🤖 AI Summary
Software developers frequently experience reduced code comprehension and maintenance efficiency due to missing implicit knowledge—such as design rationales and edge-case considerations—a gap that similarly impairs large language models’ (LLMs) performance on unfamiliar code. To address this, we propose Codetations, the first intelligent program annotation system supporting dynamic synchronization and cross-version anchoring. Our method integrates hybrid edit tracking with an LLM-driven, span-level cross-version anchoring mechanism to automatically persist and update annotations amid code changes. It further combines edit-difference analysis, LLM-based semantic understanding, and a real-time synchronized UI to enable automated generation and interactive management of semantically rich annotations. Evaluation shows Codetations significantly improves LLM accuracy in code repair tasks.

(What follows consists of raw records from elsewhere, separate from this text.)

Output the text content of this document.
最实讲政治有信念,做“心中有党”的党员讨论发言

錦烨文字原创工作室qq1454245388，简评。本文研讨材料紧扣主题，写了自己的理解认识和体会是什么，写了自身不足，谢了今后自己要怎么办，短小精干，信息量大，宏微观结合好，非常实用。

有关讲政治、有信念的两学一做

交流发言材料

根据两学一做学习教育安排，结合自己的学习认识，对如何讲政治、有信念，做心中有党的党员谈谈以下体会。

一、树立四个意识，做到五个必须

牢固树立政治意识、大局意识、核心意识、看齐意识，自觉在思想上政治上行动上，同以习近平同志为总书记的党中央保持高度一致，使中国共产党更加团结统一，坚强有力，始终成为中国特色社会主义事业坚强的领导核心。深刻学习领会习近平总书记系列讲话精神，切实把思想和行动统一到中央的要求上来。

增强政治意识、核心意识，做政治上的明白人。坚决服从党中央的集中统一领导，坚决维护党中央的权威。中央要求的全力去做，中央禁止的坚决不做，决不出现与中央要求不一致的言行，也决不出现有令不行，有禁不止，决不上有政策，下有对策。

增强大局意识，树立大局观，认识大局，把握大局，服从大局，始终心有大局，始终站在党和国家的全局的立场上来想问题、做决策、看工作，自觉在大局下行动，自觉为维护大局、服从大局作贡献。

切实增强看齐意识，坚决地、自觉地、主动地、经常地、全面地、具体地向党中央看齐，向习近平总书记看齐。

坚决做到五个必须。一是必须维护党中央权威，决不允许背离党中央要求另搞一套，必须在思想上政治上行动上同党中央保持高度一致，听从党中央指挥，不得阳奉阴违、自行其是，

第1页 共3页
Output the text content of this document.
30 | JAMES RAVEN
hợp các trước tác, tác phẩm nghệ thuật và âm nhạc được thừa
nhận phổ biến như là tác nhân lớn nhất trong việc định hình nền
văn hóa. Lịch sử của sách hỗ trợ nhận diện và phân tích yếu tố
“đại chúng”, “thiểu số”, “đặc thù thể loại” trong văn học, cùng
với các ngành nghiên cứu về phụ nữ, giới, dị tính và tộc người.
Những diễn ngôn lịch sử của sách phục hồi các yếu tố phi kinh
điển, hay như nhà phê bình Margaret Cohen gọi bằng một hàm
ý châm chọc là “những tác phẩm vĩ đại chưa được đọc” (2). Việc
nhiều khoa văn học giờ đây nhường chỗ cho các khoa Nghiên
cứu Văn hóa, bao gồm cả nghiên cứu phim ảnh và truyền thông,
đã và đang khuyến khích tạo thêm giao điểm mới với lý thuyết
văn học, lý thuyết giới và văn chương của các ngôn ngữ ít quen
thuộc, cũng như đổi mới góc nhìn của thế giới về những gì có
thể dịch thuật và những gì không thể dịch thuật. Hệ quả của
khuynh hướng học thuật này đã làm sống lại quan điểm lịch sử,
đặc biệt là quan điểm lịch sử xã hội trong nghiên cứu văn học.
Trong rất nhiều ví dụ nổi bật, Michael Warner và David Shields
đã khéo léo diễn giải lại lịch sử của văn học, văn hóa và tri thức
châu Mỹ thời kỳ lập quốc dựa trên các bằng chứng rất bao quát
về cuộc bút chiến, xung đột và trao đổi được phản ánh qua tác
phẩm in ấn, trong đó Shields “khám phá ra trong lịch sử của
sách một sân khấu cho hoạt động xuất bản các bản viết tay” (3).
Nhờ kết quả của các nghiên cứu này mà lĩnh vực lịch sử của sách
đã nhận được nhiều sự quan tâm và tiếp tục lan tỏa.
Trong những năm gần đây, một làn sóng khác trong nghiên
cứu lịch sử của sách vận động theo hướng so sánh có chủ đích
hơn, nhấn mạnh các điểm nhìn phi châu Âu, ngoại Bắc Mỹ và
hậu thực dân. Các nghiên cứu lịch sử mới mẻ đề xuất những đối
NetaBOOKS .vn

A user study confirms its non-intrusive design and real-time collaborative capabilities deliver substantial practical value.
📝 Abstract
Software developers maintain extensive mental models of code they produce and its context, often relying on memory to retrieve or reconstruct design decisions, edge cases, and debugging experiences. These missing links and data obstruct both developers and, more recently, large language models (LLMs) working with unfamiliar code. We present Codetations, a system that helps developers contextualize documents with rich notes and tools. Unlike previous approaches, notes in Codetations stay outside the document to prevent code clutter, attaching to spans in the document using a hybrid edit-tracking/LLM-based method. Their content is dynamic, interactive, and synchronized with code changes. A worked example shows that relevant notes with interactively-collected data improve LLM performance during code repair. In our user evaluation, developers praised these properties and saw significant potential in annotation types that we generated with an LLM in just a few minutes.